Tea and Opium Trade, Britain and China
Britain wanted to do business with this Eastern giant. China’s 400 million people were a vast and lucrative market for British goods. And Britain’s new industrial middle class were eager to buy luxuries from China. But there was a problem. For 300 years, China had been closed off. It was self-sufficient. It didn’t need British goods. There was only one place that merchants from outside would come to get what they wanted, which was here, what they called Canton in those days.
And what British merchants wanted most of all was tea.

Tea had become the national drink. But it was a lot more than that. A 10th of all the British government’s tax revenues came from taxes on tea. That was enough to pay for half of the Royal Navy. So we had a nation of tea addicts and the government that had become addicted to tea taxes.
And the Chinese didn’t want to buy any British goods in return. All they’d accept as payment for tea was silver. Silver reserves were pouring out of Britain into China’s coffers.
There must surely be something else that the British could trade in return for tea?
There was. Opium. The Chinese had a taste for this highly addictive and illegal drug. And the British grew it in their imperial possession, India.

So there was a deal. We could smuggle in the dangerous drug, opium, and use it to pay for our benign drug, tea.
By the 1830s, the most successful drug pushers in the world weren’t Mexican bandits or Afghan warlords, but the British.
By March 1839, there were an estimated 12 million opium addicts in China. The Emperor sent one of his most trusted officials, the famously incorruptible High Commissioner Lin, to Canton. He began a thorough search of the trading district, where the British merchants were smuggling opium into China. All pushers were to be sentenced to death. Foreigners by beheading, Chinese by strangling.

Lin demanded that the British hand over all their opium supplies. When they refused, he locked down the trading district. Lin was ruthless. No food was allowed in. 500 troops were drilled up and down outside the windows, and huge gongs were sounded all night.
After 24 hours of sleep deprivation, the British surrendered. The merchants handed over 20,000 chests of opium, worth more than £160 million in today’s money. Lin destroyed it all.
Lin was triumphant, but he’d fatally misunderstood his enemy. He had no idea how important this trade was. Selling Indian opium for Chinese tea was one of the most lucrative deals Britain’s Empire traders had. They weren’t going to let it slip through their fingers. Two great empires were now on collision course.

The Chinese fleet of wooden-built junks was confronted by Britain’s new weapon of the industrial age, the world’s first ironclad battleship. The Nemesis.
The British blockaded the Pearl River and then sailed up the coast bombarding and seizing the major towns. On land, a Chinese army with bows and arrows and spears and muskets were mown down. Over two years, China was bludgeoned into submission.
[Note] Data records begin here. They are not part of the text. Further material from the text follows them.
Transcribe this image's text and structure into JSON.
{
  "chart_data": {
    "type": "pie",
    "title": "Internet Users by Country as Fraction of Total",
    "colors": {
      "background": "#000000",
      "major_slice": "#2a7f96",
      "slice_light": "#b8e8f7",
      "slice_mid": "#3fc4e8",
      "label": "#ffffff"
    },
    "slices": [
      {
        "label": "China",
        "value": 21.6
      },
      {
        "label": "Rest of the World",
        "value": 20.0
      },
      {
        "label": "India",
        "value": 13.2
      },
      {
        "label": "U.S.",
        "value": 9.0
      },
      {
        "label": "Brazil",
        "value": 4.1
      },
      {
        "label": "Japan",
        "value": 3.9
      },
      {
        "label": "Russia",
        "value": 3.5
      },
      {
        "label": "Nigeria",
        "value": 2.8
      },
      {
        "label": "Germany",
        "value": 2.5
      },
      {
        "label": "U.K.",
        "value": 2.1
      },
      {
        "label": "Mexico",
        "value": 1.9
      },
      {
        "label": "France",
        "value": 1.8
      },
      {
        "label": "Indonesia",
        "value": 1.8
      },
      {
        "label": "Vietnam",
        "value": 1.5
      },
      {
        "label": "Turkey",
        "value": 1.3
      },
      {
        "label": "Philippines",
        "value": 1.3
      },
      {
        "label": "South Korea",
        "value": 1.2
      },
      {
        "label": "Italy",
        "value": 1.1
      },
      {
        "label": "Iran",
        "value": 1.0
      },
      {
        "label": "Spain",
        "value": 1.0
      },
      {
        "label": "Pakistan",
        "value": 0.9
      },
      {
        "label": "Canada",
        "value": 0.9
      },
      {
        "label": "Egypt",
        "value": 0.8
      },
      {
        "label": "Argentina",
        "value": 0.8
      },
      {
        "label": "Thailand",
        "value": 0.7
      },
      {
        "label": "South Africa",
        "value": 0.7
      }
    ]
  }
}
The Chinese had no choice but to open up to British trade. The terms where humiliating. China was forced to pay the equivalent of £2 billion in today’s money for the lost opium, and to pay for the war against them. Five Chinese ports were forced to open to British traders. Oh, and Hong Kong was thrown in as part of the deal - a British colony on China’s doorstep.
China had been forced at gunpoint to open herself up to the modern global economy. The message was clear - industrialisation could transform a tiny country like Britain into a world superpower.
To ignore this was to be doomed to the status of a second-class nation.